The Distant Marvels by Chantel Acevedo
This story is set in the Cuba of 1963, in the eye of a hurricane, and in the mind of a woman whose imagination will sweep you away.
Maria Sirena is the narrator, a storyteller who brings to listener and reader distant marvels. She has lived a long and eventful life. At the beginning of the book, she is evacuated from her village on the sea because of an approaching natural disaster. She, and other women like her, are taken to an old mansion, which the young policewoman claims is much safer than their homes. Maria Sirena decides to spend her time telling the women stories of her life, some fantastical, some terrible.
The scene shifts from the mansion to Maria’s memories, which are always vivid and tinged with melodrama. She says she remembers everything that ever happened to her, including her birth at sea, and the subsequent captivity. We learn about the Cuban war for independence in the nineteenth century, the tension between the rebels and the Spanish settlers, her doomed love affair with a young black man, and the courage that is specific to a woman who knows hardships of both body and heart.
There is a folkloric, almost fairytale-like quality that pervades this story, and who is to say we do not need a 1001 Nights reboot, Cuban style. In revealing the secrets she has guarded for so long, Maria Sirena shows us her strength and vulnerability. But like all stories, this one too comes to an end.
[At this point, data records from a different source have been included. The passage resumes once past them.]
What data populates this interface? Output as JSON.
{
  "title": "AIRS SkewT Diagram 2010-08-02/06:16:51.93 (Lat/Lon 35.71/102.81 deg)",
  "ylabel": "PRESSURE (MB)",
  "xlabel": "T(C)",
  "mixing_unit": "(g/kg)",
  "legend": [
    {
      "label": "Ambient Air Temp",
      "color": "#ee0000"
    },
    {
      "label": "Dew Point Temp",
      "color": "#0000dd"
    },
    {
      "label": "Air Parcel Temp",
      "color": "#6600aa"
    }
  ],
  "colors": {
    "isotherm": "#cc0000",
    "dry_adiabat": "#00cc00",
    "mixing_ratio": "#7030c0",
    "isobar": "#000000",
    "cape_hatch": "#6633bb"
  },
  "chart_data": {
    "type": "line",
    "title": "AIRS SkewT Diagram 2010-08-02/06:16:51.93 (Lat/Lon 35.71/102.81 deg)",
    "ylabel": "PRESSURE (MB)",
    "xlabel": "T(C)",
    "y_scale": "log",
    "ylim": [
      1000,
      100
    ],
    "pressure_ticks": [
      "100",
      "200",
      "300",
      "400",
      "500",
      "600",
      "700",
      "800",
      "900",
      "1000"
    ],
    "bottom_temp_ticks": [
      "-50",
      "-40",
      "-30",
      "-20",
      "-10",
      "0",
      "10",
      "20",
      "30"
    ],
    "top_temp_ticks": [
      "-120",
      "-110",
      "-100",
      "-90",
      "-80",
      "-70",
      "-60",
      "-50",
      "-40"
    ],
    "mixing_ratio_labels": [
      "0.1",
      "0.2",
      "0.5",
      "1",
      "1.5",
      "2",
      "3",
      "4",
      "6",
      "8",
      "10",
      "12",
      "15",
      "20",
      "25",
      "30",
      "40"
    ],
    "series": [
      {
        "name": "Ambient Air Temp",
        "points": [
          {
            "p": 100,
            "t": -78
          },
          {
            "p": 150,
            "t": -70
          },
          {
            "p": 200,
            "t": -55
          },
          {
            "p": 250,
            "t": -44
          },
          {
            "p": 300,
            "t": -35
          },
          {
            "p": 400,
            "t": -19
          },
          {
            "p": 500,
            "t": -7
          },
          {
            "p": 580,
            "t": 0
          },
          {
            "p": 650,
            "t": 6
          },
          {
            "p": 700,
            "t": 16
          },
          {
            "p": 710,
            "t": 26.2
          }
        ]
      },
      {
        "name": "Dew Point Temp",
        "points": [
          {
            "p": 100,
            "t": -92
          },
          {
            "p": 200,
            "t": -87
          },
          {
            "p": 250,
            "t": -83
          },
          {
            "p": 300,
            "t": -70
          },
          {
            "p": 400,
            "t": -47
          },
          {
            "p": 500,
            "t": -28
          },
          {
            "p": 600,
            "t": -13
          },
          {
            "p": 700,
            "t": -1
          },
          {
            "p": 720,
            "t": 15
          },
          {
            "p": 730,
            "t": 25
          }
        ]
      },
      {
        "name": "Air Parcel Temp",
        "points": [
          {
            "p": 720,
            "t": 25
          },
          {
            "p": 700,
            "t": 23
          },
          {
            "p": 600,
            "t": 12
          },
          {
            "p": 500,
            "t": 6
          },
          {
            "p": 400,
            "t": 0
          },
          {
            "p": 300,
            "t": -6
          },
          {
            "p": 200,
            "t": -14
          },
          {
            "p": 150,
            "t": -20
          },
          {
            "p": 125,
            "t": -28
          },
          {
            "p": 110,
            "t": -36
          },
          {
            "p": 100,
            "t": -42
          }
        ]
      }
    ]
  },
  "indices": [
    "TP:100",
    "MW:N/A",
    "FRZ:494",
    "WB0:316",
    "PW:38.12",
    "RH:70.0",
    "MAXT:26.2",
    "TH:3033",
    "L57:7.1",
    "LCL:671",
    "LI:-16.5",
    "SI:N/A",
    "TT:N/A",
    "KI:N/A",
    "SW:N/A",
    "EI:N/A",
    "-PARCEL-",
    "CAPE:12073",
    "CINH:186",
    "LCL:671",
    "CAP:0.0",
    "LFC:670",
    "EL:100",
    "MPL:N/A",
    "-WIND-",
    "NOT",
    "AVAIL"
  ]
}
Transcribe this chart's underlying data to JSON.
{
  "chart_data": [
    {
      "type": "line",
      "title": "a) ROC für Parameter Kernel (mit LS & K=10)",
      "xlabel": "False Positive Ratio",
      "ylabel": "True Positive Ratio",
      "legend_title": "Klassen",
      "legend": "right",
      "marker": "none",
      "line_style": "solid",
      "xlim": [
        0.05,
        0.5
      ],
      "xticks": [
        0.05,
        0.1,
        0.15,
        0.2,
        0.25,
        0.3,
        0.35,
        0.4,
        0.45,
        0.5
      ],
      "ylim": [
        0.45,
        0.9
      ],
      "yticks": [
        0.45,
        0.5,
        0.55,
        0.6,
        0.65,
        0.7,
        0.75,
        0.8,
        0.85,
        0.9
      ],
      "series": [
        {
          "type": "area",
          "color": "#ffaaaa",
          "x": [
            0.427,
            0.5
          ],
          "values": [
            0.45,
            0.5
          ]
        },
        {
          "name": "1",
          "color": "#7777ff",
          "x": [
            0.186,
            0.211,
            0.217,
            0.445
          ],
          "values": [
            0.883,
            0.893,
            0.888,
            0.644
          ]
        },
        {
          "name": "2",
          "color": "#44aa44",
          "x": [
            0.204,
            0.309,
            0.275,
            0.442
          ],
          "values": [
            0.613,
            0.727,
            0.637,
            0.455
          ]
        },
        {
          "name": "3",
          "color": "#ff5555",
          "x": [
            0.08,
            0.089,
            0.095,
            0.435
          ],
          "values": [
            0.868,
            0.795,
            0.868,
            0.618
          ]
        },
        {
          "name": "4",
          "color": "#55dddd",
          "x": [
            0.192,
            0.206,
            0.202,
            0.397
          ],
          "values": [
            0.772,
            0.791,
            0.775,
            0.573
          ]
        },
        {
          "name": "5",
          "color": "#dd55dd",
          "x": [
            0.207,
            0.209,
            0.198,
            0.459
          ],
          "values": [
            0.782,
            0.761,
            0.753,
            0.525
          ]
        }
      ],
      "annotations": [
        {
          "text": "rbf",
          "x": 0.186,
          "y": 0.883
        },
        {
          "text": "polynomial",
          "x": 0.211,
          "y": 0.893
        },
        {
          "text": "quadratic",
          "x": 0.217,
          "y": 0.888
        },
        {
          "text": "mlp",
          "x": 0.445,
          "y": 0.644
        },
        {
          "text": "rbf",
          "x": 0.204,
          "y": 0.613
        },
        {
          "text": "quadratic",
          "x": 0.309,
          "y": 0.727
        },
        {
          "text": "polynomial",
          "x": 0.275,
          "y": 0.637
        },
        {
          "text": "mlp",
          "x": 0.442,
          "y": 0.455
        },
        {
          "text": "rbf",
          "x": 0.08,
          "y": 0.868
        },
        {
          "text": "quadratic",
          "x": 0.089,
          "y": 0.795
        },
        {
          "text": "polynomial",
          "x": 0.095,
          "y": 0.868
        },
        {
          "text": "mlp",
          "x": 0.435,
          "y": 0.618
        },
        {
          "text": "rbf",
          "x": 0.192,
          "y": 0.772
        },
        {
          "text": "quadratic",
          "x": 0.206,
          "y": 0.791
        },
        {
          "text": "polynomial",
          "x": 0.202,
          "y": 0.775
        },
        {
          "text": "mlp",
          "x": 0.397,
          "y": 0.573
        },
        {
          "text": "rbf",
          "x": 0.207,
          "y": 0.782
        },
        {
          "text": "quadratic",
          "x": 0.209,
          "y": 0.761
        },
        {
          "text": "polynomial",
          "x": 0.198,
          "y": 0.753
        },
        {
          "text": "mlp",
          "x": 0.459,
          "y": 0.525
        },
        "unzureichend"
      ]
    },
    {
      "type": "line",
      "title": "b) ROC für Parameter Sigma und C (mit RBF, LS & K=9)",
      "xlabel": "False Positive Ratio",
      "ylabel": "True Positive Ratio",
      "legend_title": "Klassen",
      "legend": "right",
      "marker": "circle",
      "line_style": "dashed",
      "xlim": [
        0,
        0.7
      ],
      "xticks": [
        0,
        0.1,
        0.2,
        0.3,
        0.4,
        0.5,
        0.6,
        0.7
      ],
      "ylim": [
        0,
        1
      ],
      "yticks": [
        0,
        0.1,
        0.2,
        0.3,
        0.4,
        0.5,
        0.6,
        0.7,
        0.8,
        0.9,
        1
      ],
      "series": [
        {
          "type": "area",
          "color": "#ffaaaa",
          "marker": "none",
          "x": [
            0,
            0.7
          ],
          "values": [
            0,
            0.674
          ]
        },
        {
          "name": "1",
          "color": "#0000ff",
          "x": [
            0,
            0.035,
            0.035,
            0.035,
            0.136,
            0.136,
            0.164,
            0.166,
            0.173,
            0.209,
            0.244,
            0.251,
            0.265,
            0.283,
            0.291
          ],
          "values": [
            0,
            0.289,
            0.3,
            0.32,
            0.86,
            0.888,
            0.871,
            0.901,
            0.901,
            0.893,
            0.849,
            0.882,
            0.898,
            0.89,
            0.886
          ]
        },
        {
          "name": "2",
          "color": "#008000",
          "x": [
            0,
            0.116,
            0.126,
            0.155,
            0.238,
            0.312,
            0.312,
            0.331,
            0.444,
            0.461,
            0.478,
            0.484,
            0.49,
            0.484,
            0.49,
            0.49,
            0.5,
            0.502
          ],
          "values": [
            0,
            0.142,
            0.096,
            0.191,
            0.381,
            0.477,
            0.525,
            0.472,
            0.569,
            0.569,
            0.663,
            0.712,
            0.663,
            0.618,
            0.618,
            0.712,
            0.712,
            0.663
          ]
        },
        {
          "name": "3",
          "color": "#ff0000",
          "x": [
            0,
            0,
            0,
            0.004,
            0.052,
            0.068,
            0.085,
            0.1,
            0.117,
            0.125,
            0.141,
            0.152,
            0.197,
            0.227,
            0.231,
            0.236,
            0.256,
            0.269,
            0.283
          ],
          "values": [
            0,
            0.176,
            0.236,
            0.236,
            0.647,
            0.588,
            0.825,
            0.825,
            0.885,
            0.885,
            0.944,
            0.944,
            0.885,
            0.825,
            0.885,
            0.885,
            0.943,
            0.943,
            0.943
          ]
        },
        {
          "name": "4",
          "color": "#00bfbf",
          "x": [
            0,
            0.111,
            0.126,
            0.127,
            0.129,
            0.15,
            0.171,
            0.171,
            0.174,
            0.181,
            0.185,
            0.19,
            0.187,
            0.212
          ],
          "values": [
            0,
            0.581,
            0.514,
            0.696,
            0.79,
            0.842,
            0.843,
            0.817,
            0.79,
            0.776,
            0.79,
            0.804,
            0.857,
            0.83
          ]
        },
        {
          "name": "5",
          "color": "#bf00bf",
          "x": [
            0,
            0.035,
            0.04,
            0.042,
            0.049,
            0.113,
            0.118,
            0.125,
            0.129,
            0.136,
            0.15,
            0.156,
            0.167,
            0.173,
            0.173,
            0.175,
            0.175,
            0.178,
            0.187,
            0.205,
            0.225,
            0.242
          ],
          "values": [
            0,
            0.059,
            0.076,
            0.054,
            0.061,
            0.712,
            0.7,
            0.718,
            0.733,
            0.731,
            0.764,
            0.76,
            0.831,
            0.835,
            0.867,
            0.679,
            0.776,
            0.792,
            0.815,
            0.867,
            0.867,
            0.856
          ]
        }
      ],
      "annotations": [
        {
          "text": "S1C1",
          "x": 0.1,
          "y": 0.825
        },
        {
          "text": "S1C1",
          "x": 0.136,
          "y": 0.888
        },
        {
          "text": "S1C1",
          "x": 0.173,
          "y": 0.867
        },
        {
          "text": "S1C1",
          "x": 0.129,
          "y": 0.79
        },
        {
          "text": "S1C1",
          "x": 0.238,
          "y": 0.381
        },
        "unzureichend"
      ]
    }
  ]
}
Queer: A Graphic History by Meg-John Barker and Julia Scheele
This is the love child of a graphic novel and academic text that aims to simplify for us Queerness, in its historical context and how it is expressed in present day. The legacy of the word queer is explored – the many meanings it has held over the years, how intellectuals have defined it, how we may incorporate the word and its philosophy in our own lives. The book also takes a look at how traditional models of queerness have frequently ignored race, class, disability, and other forms of privilege. It encourages us to rethink our preconceived notions about what is right or wrong, and our assumption that sexuality and gender are binary.
At times, the text feels dense, and I’ll admit I didn’t understand all of it. But the book succeeds in working as a primer. It even provides a list of resources at the end if we’re interested in further reading. The artwork, of course, was wonderful.
Palestine by Joe Sacco
Joe Sacco spent some time in Palestine in 1991-92 as an observer, trying to get out of this experience some stories about what it is like for Palestinians living in occupied territory. Palestine is a graphic novel that is also comics journalism and a personal narrative.
We are introduced to many characters: women who’ve lost all the men in their family, wounded children, teenagers fighting for the cause, soldiers, tortured prisoners, and even a couple of Israeli women who hold conflicting opinions about their nation’s activities. We see the life in refugee camps, the squalor and dirt. We also see how this doesn’t stop the inhabitants from being hospitable, plying guests with sugary tea and an assortment of snacks, to go with their gruesome stories. The visuals are rich in detail, sometimes too much so, that I had to look away.
I was unable to read more than a few pages at once, in spite of the straightforward tone the author uses, and the surprising lack of sentimentality. He presents to us without frills the story of a people without a land, in all of its tragic, complex, and unjust dimensions.